No obstante, las revistas de oposición legales (hubo muchas publicaciones clandestinas y no autorizadas) debieron enfrentar en 1984 el histórico y absurdo Bando Nº19, en el que se prohibía la publicación de imágenes gráficas “de cualquier naturaleza”. Las fotografías testimoniales y las caricaturas que se mofaban de Pinochet llevaron al dictador a tomar esta decisión que rápidamente se le convirtió en un boomerang. La medida misma, por ridícula, pasó a ser objeto de chistes gráficos que el propio lector podía hacer jugando a los puntitos… es decir, simplemente uniendo con líneas los números dados por el dibujante, a la manera de un juego infantil. La complicidad con el lector era total y afectuosa. Burlescos, los historietistas publicaban los “globitos” de los diálogos sin los dibujos y los recuadros de las fotografías aparecían vacíos. Bajo ellos, podía leerse incluso el nombre de Pinochet: con ese sistema, el dictador se censuró a sí mismo, junto a los padres de la patria, la jerarquía de la Iglesia, etcétera. Mantener la prohibición era insostenible.
Además de la facha de Pinochet (no me refiero a su señora, sino a su aspecto exterior, con anteojos oscuros y capa), sus dichos también fueron inspiración para caricaturas. En una entrevista para L’Express, Pinochet confesó en 1986: “Mi personaje favorito es Luis XIV”. La caricatura verbal estaba en bandeja para que Guillo la dibujara para la portada de un número especial de la revista APSI, titulado “Las mil caras de Pinochet (mi diario secreto)”. En su interior no llevaba dibujos, sino fotomontajes cómicos que la revista publicaba habitualmente en la sección “Resumidero”. La dictadura —mediante la orden de un fiscal militar y la participación de unos 25 detectives— requisó desde la imprenta los 30 mil ejemplares publicados antes de que se distribuyeran a los quioscos. Se consideró injuriosa, ya que los chistes ofendían al jefe de Estado. Esto sucedió en agosto de 1987. Los directivos de la revista fueron detenidos (Marcelo Contreras y Sergio Marras) y el caso llegó hasta la Corte Marcial. Para el proceso, la Central Nacional de Inteligencia elaboró un curioso “informe sico-político”, en el cual se racionalizaron los chistes para concluir acusando a los humoristas de intentar cometer un “asesinato de imagen”. Todo este informe, de pretensiones científicas, nuevamente resultó casi más cómico que los chistes censurados y, al final, no lo incluyeron en el expediente.

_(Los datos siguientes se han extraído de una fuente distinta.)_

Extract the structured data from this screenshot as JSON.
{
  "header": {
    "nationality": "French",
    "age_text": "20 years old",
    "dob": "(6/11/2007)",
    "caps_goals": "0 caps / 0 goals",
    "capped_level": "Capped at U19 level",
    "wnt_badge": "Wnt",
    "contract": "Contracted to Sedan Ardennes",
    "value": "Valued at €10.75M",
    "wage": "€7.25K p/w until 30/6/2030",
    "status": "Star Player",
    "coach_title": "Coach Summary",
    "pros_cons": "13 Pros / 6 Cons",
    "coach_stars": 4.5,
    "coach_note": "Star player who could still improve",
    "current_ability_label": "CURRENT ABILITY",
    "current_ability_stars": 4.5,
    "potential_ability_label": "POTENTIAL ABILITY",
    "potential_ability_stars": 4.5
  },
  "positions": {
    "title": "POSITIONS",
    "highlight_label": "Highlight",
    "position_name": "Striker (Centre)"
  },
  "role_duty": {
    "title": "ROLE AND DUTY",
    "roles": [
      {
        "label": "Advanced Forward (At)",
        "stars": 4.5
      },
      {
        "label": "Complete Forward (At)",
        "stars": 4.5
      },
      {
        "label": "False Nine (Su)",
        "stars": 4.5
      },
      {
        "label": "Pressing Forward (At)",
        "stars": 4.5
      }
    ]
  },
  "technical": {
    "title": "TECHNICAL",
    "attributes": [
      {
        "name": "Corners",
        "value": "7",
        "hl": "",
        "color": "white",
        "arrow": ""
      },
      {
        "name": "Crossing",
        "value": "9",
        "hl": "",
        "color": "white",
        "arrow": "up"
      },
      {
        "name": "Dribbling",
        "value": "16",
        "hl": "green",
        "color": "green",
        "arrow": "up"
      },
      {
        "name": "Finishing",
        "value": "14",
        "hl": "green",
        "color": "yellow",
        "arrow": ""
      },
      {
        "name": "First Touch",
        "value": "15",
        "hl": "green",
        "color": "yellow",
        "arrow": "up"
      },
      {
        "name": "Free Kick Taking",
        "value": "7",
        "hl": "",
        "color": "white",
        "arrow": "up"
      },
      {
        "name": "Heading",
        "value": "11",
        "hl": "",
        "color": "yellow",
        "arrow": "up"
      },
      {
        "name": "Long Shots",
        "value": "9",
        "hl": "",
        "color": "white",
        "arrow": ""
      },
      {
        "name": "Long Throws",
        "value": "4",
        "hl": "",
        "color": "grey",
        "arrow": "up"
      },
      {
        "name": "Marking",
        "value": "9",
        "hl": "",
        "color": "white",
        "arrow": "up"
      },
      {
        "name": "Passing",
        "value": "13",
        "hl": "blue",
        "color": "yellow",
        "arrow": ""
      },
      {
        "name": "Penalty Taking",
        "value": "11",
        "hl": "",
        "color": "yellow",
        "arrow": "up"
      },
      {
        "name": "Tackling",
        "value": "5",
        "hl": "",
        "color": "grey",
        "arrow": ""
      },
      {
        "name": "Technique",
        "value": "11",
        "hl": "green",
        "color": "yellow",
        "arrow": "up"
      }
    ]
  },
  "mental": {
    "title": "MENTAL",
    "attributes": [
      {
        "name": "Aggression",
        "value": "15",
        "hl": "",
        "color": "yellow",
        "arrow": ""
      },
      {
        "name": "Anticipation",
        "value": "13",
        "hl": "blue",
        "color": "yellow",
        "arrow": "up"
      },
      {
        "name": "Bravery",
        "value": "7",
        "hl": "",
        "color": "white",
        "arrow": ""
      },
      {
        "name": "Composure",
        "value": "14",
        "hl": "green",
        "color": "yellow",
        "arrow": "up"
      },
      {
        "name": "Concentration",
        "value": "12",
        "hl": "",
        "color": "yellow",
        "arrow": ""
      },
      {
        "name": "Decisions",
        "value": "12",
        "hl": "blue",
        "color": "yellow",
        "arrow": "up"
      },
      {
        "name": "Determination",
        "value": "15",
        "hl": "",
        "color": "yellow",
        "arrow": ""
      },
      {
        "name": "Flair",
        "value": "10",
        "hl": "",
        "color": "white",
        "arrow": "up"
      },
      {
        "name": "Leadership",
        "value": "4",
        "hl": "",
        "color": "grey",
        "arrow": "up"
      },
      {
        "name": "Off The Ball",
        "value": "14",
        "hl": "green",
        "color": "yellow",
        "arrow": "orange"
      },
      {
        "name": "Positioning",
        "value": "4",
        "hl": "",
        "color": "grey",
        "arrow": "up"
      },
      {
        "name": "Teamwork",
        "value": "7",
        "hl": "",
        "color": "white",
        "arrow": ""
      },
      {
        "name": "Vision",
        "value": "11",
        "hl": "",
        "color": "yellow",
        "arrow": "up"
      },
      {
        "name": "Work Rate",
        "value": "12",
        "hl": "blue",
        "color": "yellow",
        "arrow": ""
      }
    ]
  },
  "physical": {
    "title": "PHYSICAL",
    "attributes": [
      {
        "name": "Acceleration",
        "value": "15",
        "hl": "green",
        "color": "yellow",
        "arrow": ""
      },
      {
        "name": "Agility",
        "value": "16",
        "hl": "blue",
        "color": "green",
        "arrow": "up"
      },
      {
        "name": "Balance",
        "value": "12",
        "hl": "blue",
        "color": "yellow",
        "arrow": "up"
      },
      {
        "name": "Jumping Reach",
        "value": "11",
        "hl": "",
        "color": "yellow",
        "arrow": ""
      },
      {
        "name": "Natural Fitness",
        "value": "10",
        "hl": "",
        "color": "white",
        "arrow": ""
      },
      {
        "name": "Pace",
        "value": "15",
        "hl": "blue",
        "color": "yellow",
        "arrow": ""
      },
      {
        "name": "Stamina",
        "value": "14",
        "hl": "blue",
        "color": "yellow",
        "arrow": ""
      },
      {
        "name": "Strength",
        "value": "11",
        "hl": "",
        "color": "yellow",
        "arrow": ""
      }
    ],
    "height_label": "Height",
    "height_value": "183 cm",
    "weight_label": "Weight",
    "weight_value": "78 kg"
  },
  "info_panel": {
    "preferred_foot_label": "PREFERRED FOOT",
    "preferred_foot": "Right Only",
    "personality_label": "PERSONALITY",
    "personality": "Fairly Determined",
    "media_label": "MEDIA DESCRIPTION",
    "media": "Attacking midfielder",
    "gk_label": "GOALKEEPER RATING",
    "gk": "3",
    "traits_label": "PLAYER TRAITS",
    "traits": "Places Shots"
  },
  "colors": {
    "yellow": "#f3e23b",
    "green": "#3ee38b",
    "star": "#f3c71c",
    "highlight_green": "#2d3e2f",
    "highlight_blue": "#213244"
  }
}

No obstante, la revista siguió y el caso sugirió nuevos chistes. Para sortear y reírse de la censura, la revista publicó la misma caricatura censurada en un número siguiente, pero sin que se viera el rostro del rey. Guillo le agregó un antifaz como para un baile de máscaras y al rey se le asignó una queja: “Lo que no me gusta de todo este cuento es que me han obligado a salir en portada enmascarado, contrariando mi voluntad histórica de dar siempre la cara”. Más adelante se usó otra vez en portada la misma caricatura, pero con la cara del candidato pinochetista que perdió con Aylwin. Luego, Guillo convirtió a Pinochet en un reyezuelo, en una síntesis paródica del personaje de Otto Soglow y el Pinochet de capa y anteojos negros.
Mientras tengamos la capacidad de reírnos de la propia desgracia, y mientras exista la mirada oscura del poder autoritario y la tontería, la sátira seguirá latiendo con espíritu crítico y encontrará la forma de reírse de quienes intenten censurarla.